Will leant his bottom against the worktop, shooting glances at her when he thought she wasn’t looking. His feet were now bare and he’d put on an old faded hoodie as well as the pyjama bottoms. She knew he had nothing on under the hoodie or pyjamas because she’d had her hands all over his gorgeous, smooth, bare skin. He probably slept in the nude, Gaby thought, and shifted uncomfortably in her seat.

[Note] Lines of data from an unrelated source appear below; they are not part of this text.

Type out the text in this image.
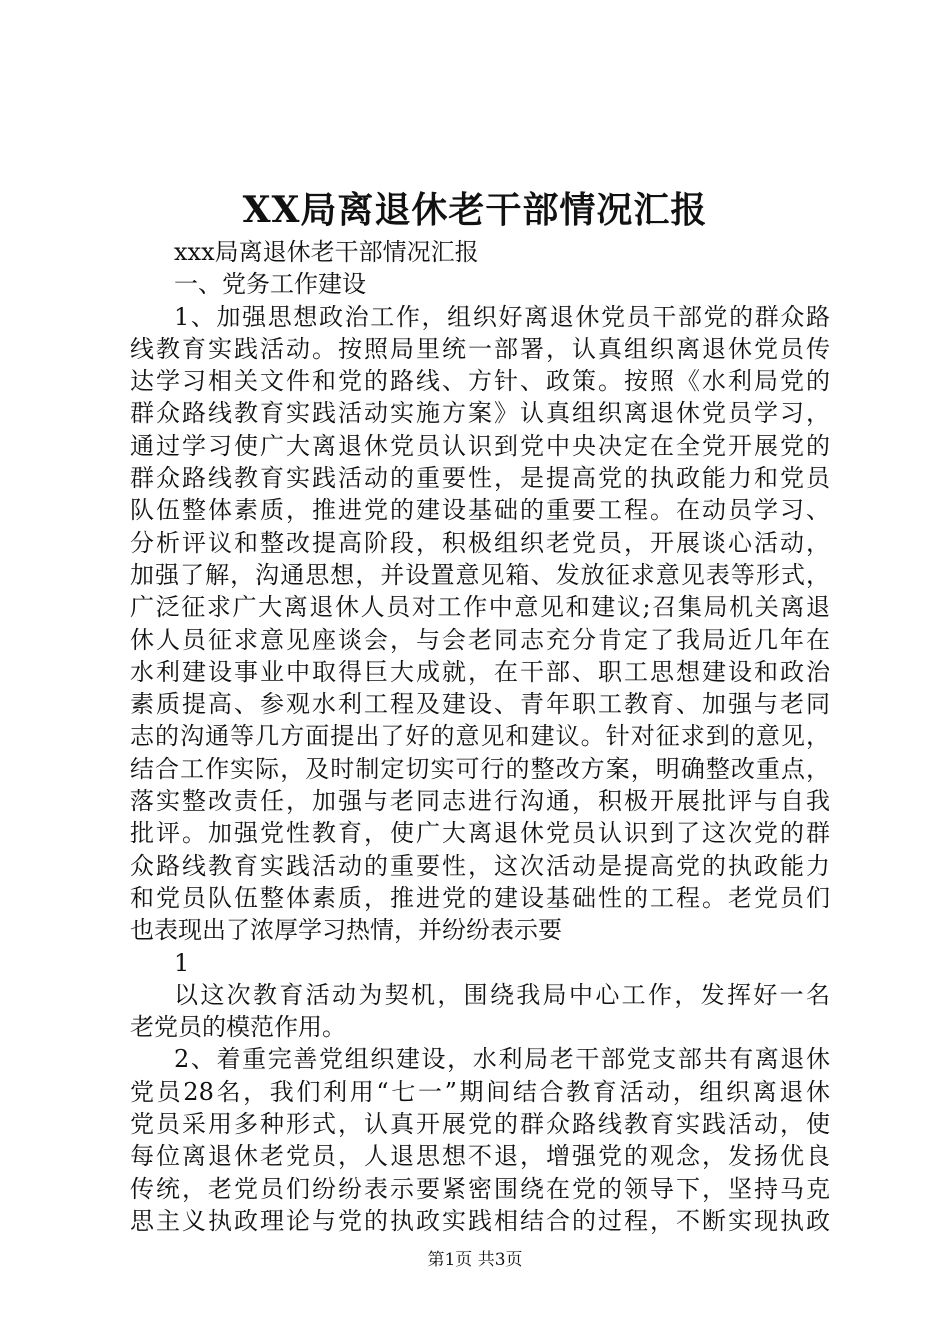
XX局离退休老干部情况汇报
xxx局离退休老干部情况汇报
一、党务工作建设
1、加强思想政治工作，组织好离退休党员干部党的群众路
线教育实践活动。按照局里统一部署，认真组织离退休党员传
达学习相关文件和党的路线、方针、政策。按照《水利局党的
群众路线教育实践活动实施方案》认真组织离退休党员学习，
通过学习使广大离退休党员认识到党中央决定在全党开展党的
群众路线教育实践活动的重要性，是提高党的执政能力和党员
队伍整体素质，推进党的建设基础的重要工程。在动员学习、
分析评议和整改提高阶段，积极组织老党员，开展谈心活动，
加强了解，沟通思想，并设置意见箱、发放征求意见表等形式，
广泛征求广大离退休人员对工作中意见和建议;召集局机关离退
休人员征求意见座谈会，与会老同志充分肯定了我局近几年在
水利建设事业中取得巨大成就，在干部、职工思想建设和政治
素质提高、参观水利工程及建设、青年职工教育、加强与老同
志的沟通等几方面提出了好的意见和建议。针对征求到的意见，
结合工作实际，及时制定切实可行的整改方案，明确整改重点，
落实整改责任，加强与老同志进行沟通，积极开展批评与自我
批评。加强党性教育，使广大离退休党员认识到了这次党的群
众路线教育实践活动的重要性，这次活动是提高党的执政能力
和党员队伍整体素质，推进党的建设基础性的工程。老党员们
也表现出了浓厚学习热情，并纷纷表示要
1
以这次教育活动为契机，围绕我局中心工作，发挥好一名
老党员的模范作用。
2、着重完善党组织建设，水利局老干部党支部共有离退休
党员28名，我们利用“七一”期间结合教育活动，组织离退休
党员采用多种形式，认真开展党的群众路线教育实践活动，使
每位离退休老党员，人退思想不退，增强党的观念，发扬优良
传统，老党员们纷纷表示要紧密围绕在党的领导下，坚持马克
思主义执政理论与党的执政实践相结合的过程，不断实现执政
第1页 共3页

‘Tea or coffee? Or hot chocolate?’ Jess asked.
‘Chocolate, please.’ The words came out as a squeak. With Will brooding sexily a few feet from her, Gaby thought it was all getting very Cold Comfort Farm.
‘I’ll get the biscuits,’ Will muttered darkly. ‘Or there’s some fruit cake. If you fancy it.’
‘I do fancy it,’ she said. ‘Thanks.’
There was a large scrubbed oak table with grooves and dents that testified to its many decades of use. Initials had been scratched in the table: WG, and a failed attempt had been made to polish them out. No prizes for guessing whose they were. Gaby imagined Anna or their father giving Will a telling-off for carving them. However, despite the slight air of shabbiness, the framed prints of old Scilly scenes and the vintage china on the dresser gave the room a cosy feel that perfectly suited the age of the building. Family history was ingrained into every beam and picture. The farm was clearly part of Will’s DNA.
When Jess opened the fridge to get the milk, Gaby noticed a couple of photos of Will, Jess and their mother tacked by magnets onto the door. There were none of their father, as far as Gaby could see, which was hardly surprising since he’d left in acrimonious circumstances. Some of the experienced workers had long ago warned Gaby not to mention him.